Clinically, we easily agree that AN is an intimidating challenge and that therapists who take it on should have the highest level of skill development to help patients battle its emotional sway. But this is hardly the prevailing ideology in our professional dialogue. Instead, many in the field are attempting to reduce complex challenges to rudimentary ideas which then quickly take on such broad significance that a treatment model is born impromptu—some even insisting it should be adopted as our treatment of choice. Why? If complexity is bluntly etched not only in the psychopathology of AN but also in the challenges it creates, shouldn’t this very same notion be a constant thread in the ideas we introduce during treatment? And if narrow ideas sufficed, why does the treatment of AN often veer off course and prove disappointing? As an example, consider the notion that eating and restoring weight to normal weight while preventing compensatory behaviors models extinction learning; in the most rudimentary sense this is true, but to think this rises to the level of an explanatory paradigm is short-sighted.

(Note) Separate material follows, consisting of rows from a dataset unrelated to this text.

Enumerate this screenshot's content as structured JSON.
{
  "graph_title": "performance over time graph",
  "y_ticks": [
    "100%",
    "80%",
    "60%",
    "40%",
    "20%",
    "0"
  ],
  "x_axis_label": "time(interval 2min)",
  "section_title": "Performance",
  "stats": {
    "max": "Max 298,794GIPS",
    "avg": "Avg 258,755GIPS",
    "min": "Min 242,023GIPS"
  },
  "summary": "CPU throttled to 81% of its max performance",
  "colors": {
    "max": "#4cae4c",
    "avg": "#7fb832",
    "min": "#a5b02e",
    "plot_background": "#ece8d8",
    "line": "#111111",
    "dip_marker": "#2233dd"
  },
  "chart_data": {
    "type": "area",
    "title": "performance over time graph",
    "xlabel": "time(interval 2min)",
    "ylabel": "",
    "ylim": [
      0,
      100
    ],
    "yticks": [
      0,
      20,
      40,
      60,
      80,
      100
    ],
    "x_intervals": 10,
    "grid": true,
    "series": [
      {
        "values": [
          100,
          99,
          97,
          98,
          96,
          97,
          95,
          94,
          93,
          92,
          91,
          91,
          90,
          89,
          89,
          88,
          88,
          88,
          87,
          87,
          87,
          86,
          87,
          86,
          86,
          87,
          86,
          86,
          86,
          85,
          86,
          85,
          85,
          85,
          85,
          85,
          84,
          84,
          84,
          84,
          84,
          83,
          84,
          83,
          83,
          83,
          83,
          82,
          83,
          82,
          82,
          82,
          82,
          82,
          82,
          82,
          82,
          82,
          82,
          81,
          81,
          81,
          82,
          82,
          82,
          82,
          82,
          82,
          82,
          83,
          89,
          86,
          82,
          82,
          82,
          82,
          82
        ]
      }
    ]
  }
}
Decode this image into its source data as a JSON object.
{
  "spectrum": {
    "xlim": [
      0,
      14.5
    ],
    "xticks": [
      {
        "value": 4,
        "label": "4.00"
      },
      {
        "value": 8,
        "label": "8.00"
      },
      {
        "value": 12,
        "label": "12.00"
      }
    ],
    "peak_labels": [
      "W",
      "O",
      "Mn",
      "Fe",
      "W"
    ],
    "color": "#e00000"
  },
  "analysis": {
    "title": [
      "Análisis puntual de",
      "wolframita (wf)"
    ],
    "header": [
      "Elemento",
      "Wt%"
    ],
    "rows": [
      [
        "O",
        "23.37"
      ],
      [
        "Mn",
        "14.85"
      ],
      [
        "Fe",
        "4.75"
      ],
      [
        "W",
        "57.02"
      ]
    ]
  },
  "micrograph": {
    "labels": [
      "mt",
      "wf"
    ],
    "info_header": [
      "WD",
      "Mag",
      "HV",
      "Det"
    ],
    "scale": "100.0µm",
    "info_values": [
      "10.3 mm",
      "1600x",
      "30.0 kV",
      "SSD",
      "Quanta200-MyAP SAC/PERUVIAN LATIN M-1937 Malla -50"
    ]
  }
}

So we are not saying that opinions about AN shouldn’t vary. It’s when the intensity with which they are defended rests on assumptions too narrow to represent a powerful conceptual principle that knowledge suffers, along with patient care. If clear thinking is what we want in our professional and public discourse—it’s certainly what our patients and families deserve—then entrenched viewpoints that ignore the many levels of analysis needed for explaining an illness layered in complexity must be set aside. And there is another point. Since errors in managing AN are sometimes set in motion before treatment actually begins (an assertion less incongruous than it sounds), modifying attitudes founded on sweeping generalizations may help to avoid these blunders from occurring in the first place. This article is, in effect, a dialectic that underscores why our field is wracked by confusion, mistrust, and divisiveness when it need not be.